The draft regulations by Standards Australia follow reports that emerged earlier this year that new guidelines could ban the introduction of on-site lithium-ion battery storage in homes.
According to the independent standards body, the provisions proposed would “exclude certain battery systems from being installed inside domestic homes”.
Standards Australia acknowledged its work on the proposals had “not been without controversy”, but said it had worked with “experts from industry and government, together with community interests to prepare the consultation draft”.
“It is clear that different views exist amongst stakeholders as to whether the draft provisions are set appropriately and whether the benefits of emergent technology are appropriately balanced with community safety expectations,” the body said.
Standards Australia CEO Dr Bronwyn Evans said: “Our standards development process is based on the principles of transparency and consensus, and this standard is no different.”

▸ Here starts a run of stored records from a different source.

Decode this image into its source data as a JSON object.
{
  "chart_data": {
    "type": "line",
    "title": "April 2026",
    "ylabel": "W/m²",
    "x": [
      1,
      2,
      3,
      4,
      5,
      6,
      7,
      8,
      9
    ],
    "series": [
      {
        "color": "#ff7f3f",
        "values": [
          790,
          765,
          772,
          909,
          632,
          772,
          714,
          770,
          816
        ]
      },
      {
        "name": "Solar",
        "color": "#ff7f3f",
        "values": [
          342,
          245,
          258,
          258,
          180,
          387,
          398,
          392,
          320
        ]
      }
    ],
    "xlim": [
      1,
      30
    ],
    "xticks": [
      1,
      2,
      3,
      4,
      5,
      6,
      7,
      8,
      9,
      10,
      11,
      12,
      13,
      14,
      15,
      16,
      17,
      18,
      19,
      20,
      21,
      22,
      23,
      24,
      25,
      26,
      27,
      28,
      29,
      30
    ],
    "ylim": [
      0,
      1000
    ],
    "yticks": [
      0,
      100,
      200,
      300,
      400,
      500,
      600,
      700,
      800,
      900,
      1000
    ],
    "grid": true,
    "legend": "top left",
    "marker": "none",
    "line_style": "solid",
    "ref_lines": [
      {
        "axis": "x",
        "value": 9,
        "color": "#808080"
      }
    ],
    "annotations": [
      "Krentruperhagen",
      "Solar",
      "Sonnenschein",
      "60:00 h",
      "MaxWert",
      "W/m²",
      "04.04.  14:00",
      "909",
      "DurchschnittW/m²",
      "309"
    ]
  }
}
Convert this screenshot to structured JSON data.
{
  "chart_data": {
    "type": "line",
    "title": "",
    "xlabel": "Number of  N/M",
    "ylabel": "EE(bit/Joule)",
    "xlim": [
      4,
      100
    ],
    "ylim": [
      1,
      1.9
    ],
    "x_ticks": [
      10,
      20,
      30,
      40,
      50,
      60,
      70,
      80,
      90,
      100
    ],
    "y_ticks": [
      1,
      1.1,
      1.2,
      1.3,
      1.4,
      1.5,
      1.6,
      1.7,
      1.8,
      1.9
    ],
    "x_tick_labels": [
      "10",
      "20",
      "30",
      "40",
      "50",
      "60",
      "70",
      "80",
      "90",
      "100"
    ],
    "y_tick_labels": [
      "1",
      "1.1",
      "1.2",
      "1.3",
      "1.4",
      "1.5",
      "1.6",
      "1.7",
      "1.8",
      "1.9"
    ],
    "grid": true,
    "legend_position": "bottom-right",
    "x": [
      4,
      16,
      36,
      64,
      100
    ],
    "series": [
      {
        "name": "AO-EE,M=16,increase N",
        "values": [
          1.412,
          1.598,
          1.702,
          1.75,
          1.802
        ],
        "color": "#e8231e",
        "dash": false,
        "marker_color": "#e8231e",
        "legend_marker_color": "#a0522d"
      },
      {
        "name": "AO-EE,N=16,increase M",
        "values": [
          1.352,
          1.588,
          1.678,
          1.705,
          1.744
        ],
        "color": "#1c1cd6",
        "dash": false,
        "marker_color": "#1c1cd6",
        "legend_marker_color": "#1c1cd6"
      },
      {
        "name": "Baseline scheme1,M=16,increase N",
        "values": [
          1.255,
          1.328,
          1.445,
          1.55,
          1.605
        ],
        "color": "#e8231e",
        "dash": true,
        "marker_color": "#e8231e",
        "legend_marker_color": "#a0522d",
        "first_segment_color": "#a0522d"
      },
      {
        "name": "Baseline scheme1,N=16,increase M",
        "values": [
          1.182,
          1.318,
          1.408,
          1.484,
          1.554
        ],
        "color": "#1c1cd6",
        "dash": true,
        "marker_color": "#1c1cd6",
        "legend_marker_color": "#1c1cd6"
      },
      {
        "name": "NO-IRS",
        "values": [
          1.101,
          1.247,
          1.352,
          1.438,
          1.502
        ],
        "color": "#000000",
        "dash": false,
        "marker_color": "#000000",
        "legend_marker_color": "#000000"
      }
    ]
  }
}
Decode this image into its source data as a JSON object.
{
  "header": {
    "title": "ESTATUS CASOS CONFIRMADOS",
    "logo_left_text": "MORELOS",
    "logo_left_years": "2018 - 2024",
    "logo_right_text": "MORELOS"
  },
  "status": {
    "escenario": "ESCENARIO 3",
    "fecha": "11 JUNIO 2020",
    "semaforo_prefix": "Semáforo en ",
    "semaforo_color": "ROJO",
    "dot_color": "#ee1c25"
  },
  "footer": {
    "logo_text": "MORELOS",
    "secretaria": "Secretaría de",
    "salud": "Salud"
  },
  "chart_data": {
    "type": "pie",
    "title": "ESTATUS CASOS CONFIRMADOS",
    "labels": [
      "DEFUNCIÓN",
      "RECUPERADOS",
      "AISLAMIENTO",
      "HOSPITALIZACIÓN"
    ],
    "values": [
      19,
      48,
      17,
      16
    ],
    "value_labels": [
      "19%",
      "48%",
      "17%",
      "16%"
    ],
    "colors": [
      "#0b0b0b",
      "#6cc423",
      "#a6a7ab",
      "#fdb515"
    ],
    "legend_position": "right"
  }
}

However, Australian battery company Redflow Limited has welcomed the proposals. Redflow said the draft regulations would mean lithium-ion batteries, which are classified as ‘fire hazard class one’, “must not be installed inside a domestic dwelling, within a metre of any access or egress area or under any part of a domestic dwelling”.
Redflow CEO Simon Hackett said: “While manufacturers say modern lithium-based batteries are designed not to overheat, it only takes one poorly designed or deployed battery to catch fire at night to cost lives.”
Hackett said: “Even if a lithium battery does not cause a fire, a poorly-contained battery may act as an accelerant in an ordinary house fire with potentially disastrous consequences for both residents and first defenders. So, we welcome this emphasis on ensuring that lithium-based batteries are deployed in a way to minimise their fire risk.”
However, Hackett said: “It’s also worth noting that not all batteries contain the same risk. As a completely different technology to lithium-based batteries, the Australian-designed ZCell zinc-bromine flow battery is inherently non-flammable, with a bromine-based electrolyte and an overall safe design.”
There are no current Standards Australia regulations for in-home battery installations in the country.
Industry and consumer groups have until 15 August to challenge Standard Australia’s proposals.